Based on C3.ai's surge this year and the company's focus on artificial intelligence, you might think it's fast-growing. However, that isn't the case.  

Considering its most recent quarters, C3.ai isn't growing at all. Revenue was flat in the fiscal 2023 fourth quarter, and it actually declined in the third quarter. The company blamed that in part on its shift from a subscription model to a consumption model, which it believes more closely aligns with the way customers use its products, but its guidance for fiscal 2024 doesn't inspire a whole lot of confidence in its growth potential.

For the new fiscal year, management guided for revenue of $295 million to $320 million, implying 15% growth at the midpoint. That's not enough to justify C3.ai's lofty valuation, which is currently 16 times sales, and the company remains deeply unprofitable.

In fiscal 2023, it posted a generally accepted accounting principles (GAAP) operating loss of $290.4 million. Management expects margins to improve in fiscal 2024, forecasting an adjusted operating loss of $50 million to $75 million, and said it would exit fiscal 2024 sustainably profitable on a non-GAAP (adjusted) basis. That profitability target excludes share-based compensation, which totaled $216.5 million in 2023, or more than 80% of revenue.

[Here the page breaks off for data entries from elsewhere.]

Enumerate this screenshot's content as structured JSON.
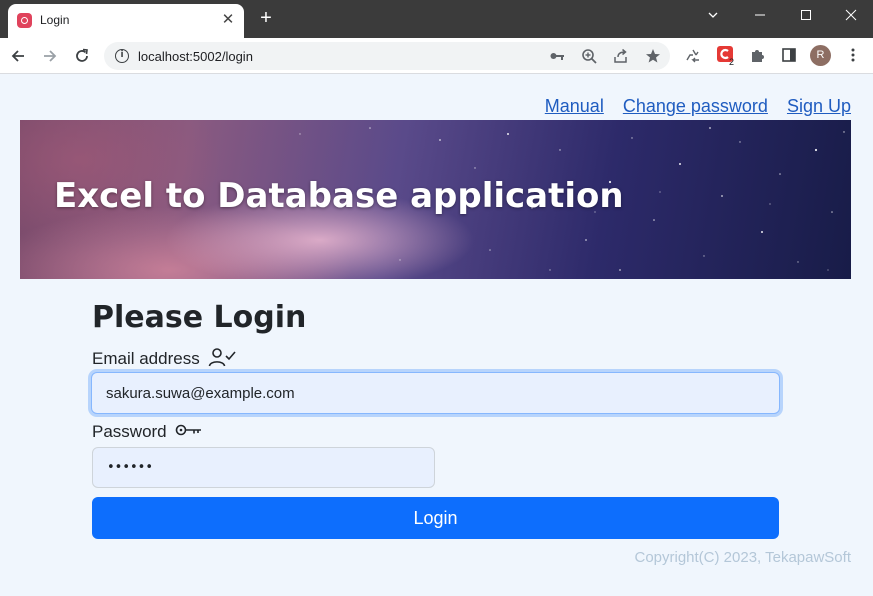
{
  "browser": {
    "tab_title": "Login",
    "tab_close": "✕",
    "new_tab": "+",
    "url": "localhost:5002/login",
    "extension_badge_count": "2",
    "profile_initial": "R"
  },
  "nav_links": {
    "manual": "Manual",
    "change_password": "Change password",
    "sign_up": "Sign Up"
  },
  "banner": {
    "title": "Excel to Database application"
  },
  "form": {
    "heading": "Please Login",
    "email_label": "Email address",
    "email_value": "sakura.suwa@example.com",
    "password_label": "Password",
    "password_value": "••••••",
    "login_label": "Login"
  },
  "footer": {
    "copyright": "Copyright(C) 2023, TekapawSoft"
  },
  "colors": {
    "page_background": "#f0f6fd",
    "link": "#1f5cc0",
    "primary_button": "#0d6efd",
    "input_background": "#e8f0fe",
    "copyright_text": "#b4c7d8"
  },
  "icons": [
    "user-check-icon",
    "key-icon",
    "info-icon",
    "key-saved-icon",
    "zoom-icon",
    "share-icon",
    "bookmark-star-icon",
    "recycle-icon",
    "extension-icon",
    "puzzle-icon",
    "side-panel-icon",
    "kebab-menu-icon"
  ]
}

Can C3.ai capitalize on the market opportunity?

Ives isn't wrong that there's a massive opportunity in artificial intelligence, but AI is a broad category, encompassing everything from robotics to autonomous vehicles to machine learning and large language models like ChatGPT. 

A large addressable market alone isn't a buy case either, and the company's sluggish growth is evidence that it's struggling to capitalize on the opportunity.

C3.ai makes most of its money from selling its more than 40 AI applications to customers. This includes prepackaged AI-based software suites focused on things like demand forecasting, schedule optimization, and supply chain management. The company says that while it does face competition, it's "unaware of any end-to-end Enterprise AI development platforms that are directly competitive with the C3 AI Application Platform."

However, that lack of direct competition may be more of a reflection that competitors don't see the market as attractive right now. Presumably, a big tech company like Microsoft would be able to muscle into the AI application market if it wanted to, especially given its close relationship with OpenAI. That Microsoft hasn't done so, especially when it competes in so many different software categories, seems to signal that AI applications aren't a priority for it.

C3.ai would have to prove that it can become profitable and consistently expand its bottom line to be worth the valuation at this point. The stock could hit $50 in the near term, especially as the AI stock has been highly volatile this year, but over the long run, given the company's valuation and lack of growth, the stock looks more likely to pull back than be a winner.